Simplification and refactoring to restore proof speed and stability.

rod-chapman · mkannwischer · commit 7819c17a1c42 · 2025-11-05T10:47:03.000+08:00
1. Weaken post-condition and loop invariant in polyvecl_add(). The stonger
   post-condition was unncessary.

2. Simplify polyvec_matrix_expand(). Small performance loss here since
   batched_seeds[] is (re-) initialized every time. This is bit slower
   but removes a loop statement entirely.
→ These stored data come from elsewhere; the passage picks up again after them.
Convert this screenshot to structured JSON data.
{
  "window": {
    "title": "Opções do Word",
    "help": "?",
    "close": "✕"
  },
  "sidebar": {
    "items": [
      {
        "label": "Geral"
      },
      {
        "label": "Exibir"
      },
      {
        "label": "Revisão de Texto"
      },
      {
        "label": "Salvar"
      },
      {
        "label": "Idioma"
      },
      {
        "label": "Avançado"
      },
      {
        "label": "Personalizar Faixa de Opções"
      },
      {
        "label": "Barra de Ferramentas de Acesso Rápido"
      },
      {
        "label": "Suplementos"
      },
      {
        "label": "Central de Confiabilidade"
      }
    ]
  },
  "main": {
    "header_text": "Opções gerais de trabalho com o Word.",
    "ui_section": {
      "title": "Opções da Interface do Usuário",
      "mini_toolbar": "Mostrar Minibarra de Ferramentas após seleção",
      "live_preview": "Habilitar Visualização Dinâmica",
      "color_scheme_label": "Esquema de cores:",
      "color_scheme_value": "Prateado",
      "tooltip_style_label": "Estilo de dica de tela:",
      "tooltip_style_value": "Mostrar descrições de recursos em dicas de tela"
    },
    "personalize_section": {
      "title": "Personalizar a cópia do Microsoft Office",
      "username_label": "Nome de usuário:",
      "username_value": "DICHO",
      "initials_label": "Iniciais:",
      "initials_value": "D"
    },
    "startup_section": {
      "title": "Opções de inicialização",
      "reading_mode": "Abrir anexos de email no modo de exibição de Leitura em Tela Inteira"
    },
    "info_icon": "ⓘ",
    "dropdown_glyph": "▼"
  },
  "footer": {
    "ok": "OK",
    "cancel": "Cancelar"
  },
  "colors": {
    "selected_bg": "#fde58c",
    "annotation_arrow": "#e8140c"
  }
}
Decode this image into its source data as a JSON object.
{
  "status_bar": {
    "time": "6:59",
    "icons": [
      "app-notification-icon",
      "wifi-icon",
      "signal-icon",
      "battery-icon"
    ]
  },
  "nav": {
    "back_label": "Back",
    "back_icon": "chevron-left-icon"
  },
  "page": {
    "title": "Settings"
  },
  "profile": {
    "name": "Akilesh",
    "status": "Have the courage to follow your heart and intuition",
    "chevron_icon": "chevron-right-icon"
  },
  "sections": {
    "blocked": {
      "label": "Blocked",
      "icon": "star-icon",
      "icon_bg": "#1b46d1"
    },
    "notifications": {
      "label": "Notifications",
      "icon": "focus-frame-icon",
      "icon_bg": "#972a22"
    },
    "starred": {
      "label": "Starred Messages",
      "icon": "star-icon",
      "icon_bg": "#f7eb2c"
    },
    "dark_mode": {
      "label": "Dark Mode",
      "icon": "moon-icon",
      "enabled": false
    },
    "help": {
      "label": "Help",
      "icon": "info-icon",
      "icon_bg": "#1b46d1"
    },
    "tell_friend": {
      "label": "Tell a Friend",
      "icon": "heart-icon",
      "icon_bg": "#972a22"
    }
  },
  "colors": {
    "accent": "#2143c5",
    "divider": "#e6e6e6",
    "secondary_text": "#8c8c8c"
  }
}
3. Refactor polyvec_pointwise_acc_montgomery() by splitting core
   "sum of products" calculation into a distinct local function
   mld_pointwise_sum_of_products(). Add proof of the latter.

Proof time for parameter set 87 now 4 minutes (real-time) and
40 minutes (user time) with 64 cores on an r7g instance.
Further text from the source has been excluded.